Categories: Seminar Series

Oct 5th 11:30-12:30 WWH 335

Actionable cyber threat intelligence is vital for effective defense. In practice, indicators of compromises (IP addresses or domains) are used to alert potential malicious activities. However, such alerts lack important context for defenders to take effective actions. For example, given an alert concerning an IP address, a defender wants to know what type of malicious act (e.g., phishing website vs. C2) was observed associated with it. What technical manifestations (e.g., modification of a particular registry key) have been observed from the attacker using this IP address? Such context information helps defenders prioritize alerts and quickly determine whether a system has been compromised. Much of such context information exists in real-time information-sharing systems such as messaging apps and forums. This paper describes an approach to extract technical manifestations of attacks from tweets. We have compared our results with the performance of the GPT-3.5-Turbo model and text-embedding-ada-002 model of OpenAI and also created an open-source project to make our tools and data available for the cybersecurity research community.

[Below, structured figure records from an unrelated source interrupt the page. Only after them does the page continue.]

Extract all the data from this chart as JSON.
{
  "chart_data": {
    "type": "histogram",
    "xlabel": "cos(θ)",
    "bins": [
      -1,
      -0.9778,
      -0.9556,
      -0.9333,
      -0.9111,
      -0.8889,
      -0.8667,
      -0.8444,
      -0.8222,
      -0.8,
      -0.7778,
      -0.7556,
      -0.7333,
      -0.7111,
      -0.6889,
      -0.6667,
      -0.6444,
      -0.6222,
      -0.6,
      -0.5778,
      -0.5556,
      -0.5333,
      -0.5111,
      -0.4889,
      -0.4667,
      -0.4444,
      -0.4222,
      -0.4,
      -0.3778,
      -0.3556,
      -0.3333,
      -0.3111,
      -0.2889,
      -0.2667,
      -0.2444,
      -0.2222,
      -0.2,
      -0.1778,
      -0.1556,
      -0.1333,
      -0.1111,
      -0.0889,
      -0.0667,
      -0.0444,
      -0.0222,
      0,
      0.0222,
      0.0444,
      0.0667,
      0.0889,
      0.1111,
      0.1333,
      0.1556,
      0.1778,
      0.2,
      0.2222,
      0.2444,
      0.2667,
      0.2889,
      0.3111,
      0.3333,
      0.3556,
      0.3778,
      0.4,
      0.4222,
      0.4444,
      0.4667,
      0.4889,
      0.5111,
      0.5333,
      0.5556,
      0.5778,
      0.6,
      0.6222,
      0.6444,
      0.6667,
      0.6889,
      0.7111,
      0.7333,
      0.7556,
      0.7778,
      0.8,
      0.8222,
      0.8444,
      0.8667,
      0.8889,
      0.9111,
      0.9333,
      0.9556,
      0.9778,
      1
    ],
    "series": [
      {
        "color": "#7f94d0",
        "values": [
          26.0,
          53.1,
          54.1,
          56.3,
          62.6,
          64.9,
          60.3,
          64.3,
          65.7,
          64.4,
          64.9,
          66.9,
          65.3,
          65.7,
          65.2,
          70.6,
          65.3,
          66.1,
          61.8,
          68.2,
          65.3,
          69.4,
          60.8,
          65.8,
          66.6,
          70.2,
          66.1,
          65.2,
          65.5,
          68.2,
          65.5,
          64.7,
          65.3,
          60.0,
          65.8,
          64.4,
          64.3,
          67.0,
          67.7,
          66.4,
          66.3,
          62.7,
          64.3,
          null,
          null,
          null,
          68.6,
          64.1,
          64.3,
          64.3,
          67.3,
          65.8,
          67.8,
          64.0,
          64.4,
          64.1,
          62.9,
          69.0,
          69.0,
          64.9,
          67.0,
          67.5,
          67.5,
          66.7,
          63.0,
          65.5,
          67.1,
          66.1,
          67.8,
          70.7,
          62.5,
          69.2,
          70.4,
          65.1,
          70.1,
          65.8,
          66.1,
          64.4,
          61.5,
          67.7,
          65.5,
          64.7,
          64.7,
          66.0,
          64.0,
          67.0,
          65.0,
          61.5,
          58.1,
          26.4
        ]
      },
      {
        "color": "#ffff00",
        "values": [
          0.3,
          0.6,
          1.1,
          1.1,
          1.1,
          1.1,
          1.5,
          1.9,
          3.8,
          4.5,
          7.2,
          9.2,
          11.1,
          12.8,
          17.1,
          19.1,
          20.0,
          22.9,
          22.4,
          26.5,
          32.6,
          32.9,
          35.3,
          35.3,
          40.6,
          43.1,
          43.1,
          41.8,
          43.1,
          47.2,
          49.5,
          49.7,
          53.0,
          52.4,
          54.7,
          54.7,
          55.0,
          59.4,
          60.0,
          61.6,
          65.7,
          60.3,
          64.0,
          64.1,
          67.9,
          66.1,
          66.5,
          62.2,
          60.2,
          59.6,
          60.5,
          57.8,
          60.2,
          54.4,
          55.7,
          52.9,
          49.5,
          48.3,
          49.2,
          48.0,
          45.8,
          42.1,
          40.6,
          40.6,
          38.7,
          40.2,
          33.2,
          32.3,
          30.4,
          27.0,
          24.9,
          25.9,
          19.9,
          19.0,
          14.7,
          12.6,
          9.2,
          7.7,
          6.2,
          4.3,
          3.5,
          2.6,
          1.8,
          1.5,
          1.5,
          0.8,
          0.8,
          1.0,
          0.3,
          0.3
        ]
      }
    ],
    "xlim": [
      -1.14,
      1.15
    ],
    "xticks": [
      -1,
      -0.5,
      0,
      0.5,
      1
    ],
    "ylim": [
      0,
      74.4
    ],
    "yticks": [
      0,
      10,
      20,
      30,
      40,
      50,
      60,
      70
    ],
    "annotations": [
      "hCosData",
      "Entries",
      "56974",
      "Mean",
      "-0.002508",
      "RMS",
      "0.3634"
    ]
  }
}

Moumita Das Purba is a Ph.D. candidate in the Software and Information System Department at the University of North Carolina at Charlotte. She is currently working under the supervision of Dr. Bill Chu. Broadly, Her research direction is in text mining on unstructured cybersecurity texts. She is particularly interested in developing AI systems based on large language models and knowledge graphs to extract critical Cybersecurity information from noisy texts and explain the outcomes. She leverages ML/DL techniques to extract malicious technical manifestations and map them to the MITRE ATT&CK framework.